La bomba, al explotar, lanzó un zapatito por los aires. Pero eso carecía de importancia. Ya estaba destrozado. Cuando la tie­rra proyectada hacia arriba volvió a caer con un repiqueteo, las sirenas empezaron a aullar. Daba la impresión de que se había desatado un huracán. Cien mil personas notaron como latían sus corazones. La ciudad llevaba tres días ardiendo y desde entonces las sirenas aullaban siempre demasiado tarde. Parecía hecho adre­de, porque entre la destrucción provocada por los bombardeos se necesitaba tiempo para vivir.
Así comenzó todo.
Al otro lado del muro del cementerio dos mujeres soltaron el cochecito y cruzaron corriendo la calle. Pensaban que el muro del cementerio era seguro, pero se equivocaban.
De repente, los motores atronaron el aire. Una lluvia de bengalas de magnesio se clavó, siseando, en el asfalto. Al instan­te siguiente estallaron. Las llamas crepitaban en lo que momen­tos antes era asfalto. La onda expansiva volcó el cochecito. La barra salió proyectada hacia el cielo y un bebé cayó rodando de una manta. La madre, situada junto al muro, no gritó.
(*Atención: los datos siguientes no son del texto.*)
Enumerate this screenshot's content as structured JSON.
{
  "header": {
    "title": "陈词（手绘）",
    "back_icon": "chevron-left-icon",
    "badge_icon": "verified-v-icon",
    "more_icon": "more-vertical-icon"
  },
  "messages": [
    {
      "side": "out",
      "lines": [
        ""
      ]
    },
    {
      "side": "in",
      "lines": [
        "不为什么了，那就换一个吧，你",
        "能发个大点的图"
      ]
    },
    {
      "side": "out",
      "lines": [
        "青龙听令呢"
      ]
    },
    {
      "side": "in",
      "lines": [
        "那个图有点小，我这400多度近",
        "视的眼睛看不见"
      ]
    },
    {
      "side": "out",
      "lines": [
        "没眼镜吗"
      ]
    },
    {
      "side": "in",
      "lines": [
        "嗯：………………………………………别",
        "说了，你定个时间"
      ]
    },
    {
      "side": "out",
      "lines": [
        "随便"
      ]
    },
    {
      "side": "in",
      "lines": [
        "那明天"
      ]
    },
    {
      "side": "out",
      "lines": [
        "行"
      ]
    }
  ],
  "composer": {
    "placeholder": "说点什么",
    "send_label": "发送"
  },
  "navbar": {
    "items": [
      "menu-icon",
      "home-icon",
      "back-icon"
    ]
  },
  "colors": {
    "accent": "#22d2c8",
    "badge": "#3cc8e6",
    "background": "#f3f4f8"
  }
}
No le dio tiem­po. Aquello no era un parque infantil.
Junto a la madre chillaba una mujer que ardía como una tea. La madre la miró sin saber qué hacer antes de ser ella misma pasto de las llamas, que empezaron por los pies y subieron por las pan­torrillas hasta el vientre. Se dio cuenta justo antes de encogerse. Una bomba explotó a lo largo de la tapia del cementerio, y en ese ins­tante ardió también la calle. Y el asfalto, y las piedras, y el aire.
Eso sucedió junto al cementerio.
En el interior era diferente. Dos días antes las bombas habían desenterrado los cuerpos. El día anterior los habían ente­rrado. Lo que fuera a suceder ese día aún estaba por ver. Hasta los soldados que se pudrían en sus tumbas lo ignoraban."